Evan McCollough

No. 24
- Position: Defensive back

Personal information
- Born: September 2, 1987 (age 38) Glenarden, Maryland, U.S.
- Height: 5 ft 11 in (1.80 m)
- Weight: 196 lb (89 kg)

Career information
- College: James Madison
- NFL draft: 2009: undrafted

Career history
- 2009: Tampa Bay Buccaneers*
- 2010–2012: Toronto Argonauts
- 2013–2014: Hamilton Tiger-Cats
- 2014: Toronto Argonauts
- * Offseason and/or practice squad member only

Awards and highlights
- Grey Cup champion (2012);
- Stats at CFL.ca (archive)

= Evan McCollough =

American gridiron football player (born 1987)

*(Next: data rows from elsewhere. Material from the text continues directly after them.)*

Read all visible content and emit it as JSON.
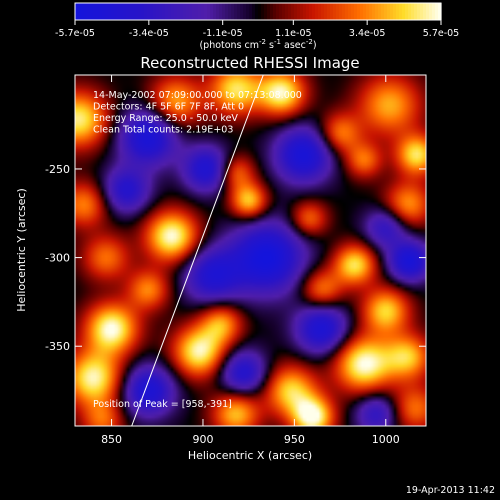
{
  "chart_data": {
    "type": "heatmap",
    "title": "Reconstructed RHESSI Image",
    "xlabel": "Heliocentric X (arcsec)",
    "ylabel": "Heliocentric Y (arcsec)",
    "xlim": [
      830,
      1022
    ],
    "ylim": [
      -395,
      -197
    ],
    "x_ticks": [
      850,
      900,
      950,
      1000
    ],
    "y_ticks": [
      -350,
      -300,
      -250
    ],
    "colorbar": {
      "ticks": [
        "-5.7e-05",
        "-3.4e-05",
        "-1.1e-05",
        "1.1e-05",
        "3.4e-05",
        "5.7e-05"
      ],
      "range": [
        -5.7e-05,
        5.7e-05
      ],
      "unit_text": "(photons cm",
      "unit_exp1": "-2",
      "unit_mid": " s",
      "unit_exp2": "-1",
      "unit_end": " asec",
      "unit_exp3": "-2",
      "unit_close": ")"
    },
    "annotations": [
      "14-May-2002 07:09:00.000 to 07:13:08.000",
      "Detectors: 4F 5F 6F 7F 8F, Att 0",
      "Energy Range: 25.0 - 50.0 keV",
      "Clean    Total counts: 2.19E+03"
    ],
    "peak_label": "Position of Peak = [958,-391]",
    "peak": [
      958,
      -391
    ],
    "limb_line": [
      [
        861,
        -395
      ],
      [
        933,
        -197
      ]
    ],
    "hotspots": [
      {
        "x": 832,
        "y": -222,
        "v": 0.9,
        "s": 11
      },
      {
        "x": 885,
        "y": -212,
        "v": 0.7,
        "s": 10
      },
      {
        "x": 918,
        "y": -205,
        "v": 0.85,
        "s": 10
      },
      {
        "x": 943,
        "y": -207,
        "v": 0.95,
        "s": 9
      },
      {
        "x": 1002,
        "y": -214,
        "v": 0.7,
        "s": 12
      },
      {
        "x": 975,
        "y": -230,
        "v": 0.6,
        "s": 8
      },
      {
        "x": 1017,
        "y": -242,
        "v": 0.85,
        "s": 8
      },
      {
        "x": 835,
        "y": -270,
        "v": 0.6,
        "s": 9
      },
      {
        "x": 883,
        "y": -288,
        "v": 1.0,
        "s": 10
      },
      {
        "x": 847,
        "y": -300,
        "v": 0.55,
        "s": 9
      },
      {
        "x": 925,
        "y": -268,
        "v": 0.8,
        "s": 7
      },
      {
        "x": 918,
        "y": -252,
        "v": 0.55,
        "s": 7
      },
      {
        "x": 958,
        "y": -278,
        "v": 0.55,
        "s": 7
      },
      {
        "x": 988,
        "y": -245,
        "v": 0.55,
        "s": 7
      },
      {
        "x": 1012,
        "y": -270,
        "v": 0.65,
        "s": 9
      },
      {
        "x": 1000,
        "y": -330,
        "v": 0.8,
        "s": 9
      },
      {
        "x": 983,
        "y": -304,
        "v": 0.85,
        "s": 8
      },
      {
        "x": 965,
        "y": -318,
        "v": 0.6,
        "s": 8
      },
      {
        "x": 850,
        "y": -340,
        "v": 1.0,
        "s": 10
      },
      {
        "x": 870,
        "y": -318,
        "v": 0.6,
        "s": 8
      },
      {
        "x": 840,
        "y": -368,
        "v": 0.95,
        "s": 11
      },
      {
        "x": 898,
        "y": -353,
        "v": 0.95,
        "s": 10
      },
      {
        "x": 910,
        "y": -337,
        "v": 0.65,
        "s": 8
      },
      {
        "x": 948,
        "y": -375,
        "v": 0.8,
        "s": 10
      },
      {
        "x": 960,
        "y": -390,
        "v": 1.0,
        "s": 8
      },
      {
        "x": 918,
        "y": -388,
        "v": 0.75,
        "s": 9
      },
      {
        "x": 988,
        "y": -360,
        "v": 1.0,
        "s": 11
      },
      {
        "x": 1012,
        "y": -356,
        "v": 0.75,
        "s": 9
      },
      {
        "x": 1016,
        "y": -385,
        "v": 0.55,
        "s": 9
      },
      {
        "x": 845,
        "y": -392,
        "v": 0.5,
        "s": 8
      },
      {
        "x": 870,
        "y": -232,
        "v": -0.9,
        "s": 11
      },
      {
        "x": 902,
        "y": -250,
        "v": -0.8,
        "s": 9
      },
      {
        "x": 955,
        "y": -242,
        "v": -0.9,
        "s": 11
      },
      {
        "x": 935,
        "y": -300,
        "v": -1.0,
        "s": 14
      },
      {
        "x": 905,
        "y": -310,
        "v": -0.75,
        "s": 11
      },
      {
        "x": 965,
        "y": -340,
        "v": -0.85,
        "s": 10
      },
      {
        "x": 1013,
        "y": -302,
        "v": -0.9,
        "s": 8
      },
      {
        "x": 870,
        "y": -375,
        "v": -0.85,
        "s": 10
      },
      {
        "x": 858,
        "y": -262,
        "v": -0.7,
        "s": 9
      },
      {
        "x": 922,
        "y": -365,
        "v": -0.75,
        "s": 9
      },
      {
        "x": 995,
        "y": -388,
        "v": -0.6,
        "s": 8
      },
      {
        "x": 1000,
        "y": -283,
        "v": -0.6,
        "s": 8
      }
    ]
  },
  "footer": {
    "date": "19-Apr-2013 11:42"
  }
}
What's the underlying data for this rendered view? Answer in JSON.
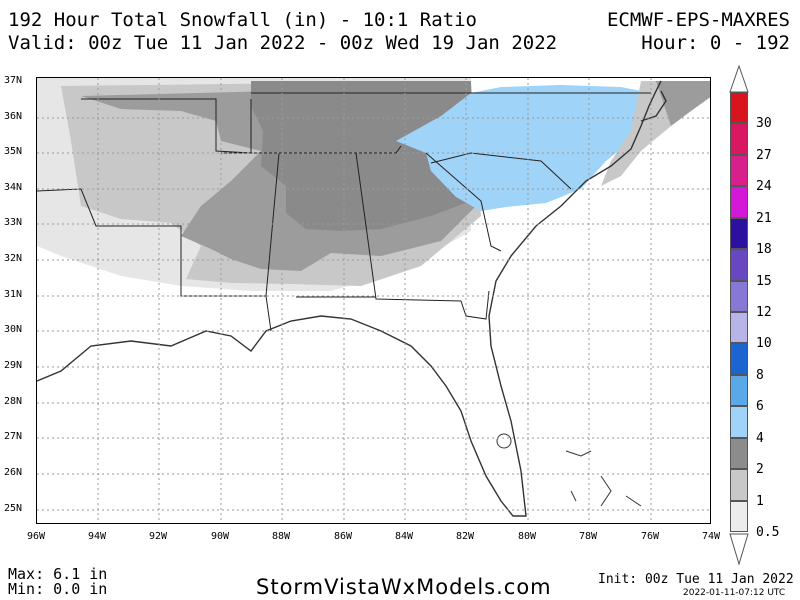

Evan McCollough (born September 2, 1987) is an American former professional football defensive back who played in the Canadian Football League (CFL).

==College career==
McCollough played college football for the James Madison Dukes.

==Professional career==

===Toronto Argonauts===
On May 28, 2010, McCollough signed as a free agent with the Toronto Argonauts. McCollough was a member of the 100th Grey Cup winning team.

===Hamilton Tiger-Cats===
On February 15, 2013, McCollough signed with the Hamilton Tiger-Cats. He was released by the Tiger-Cats on June 21, 2014.

===Toronto Argonauts===
McCollough was signed to the Toronto Argonauts' practice roster on August 30, 2014.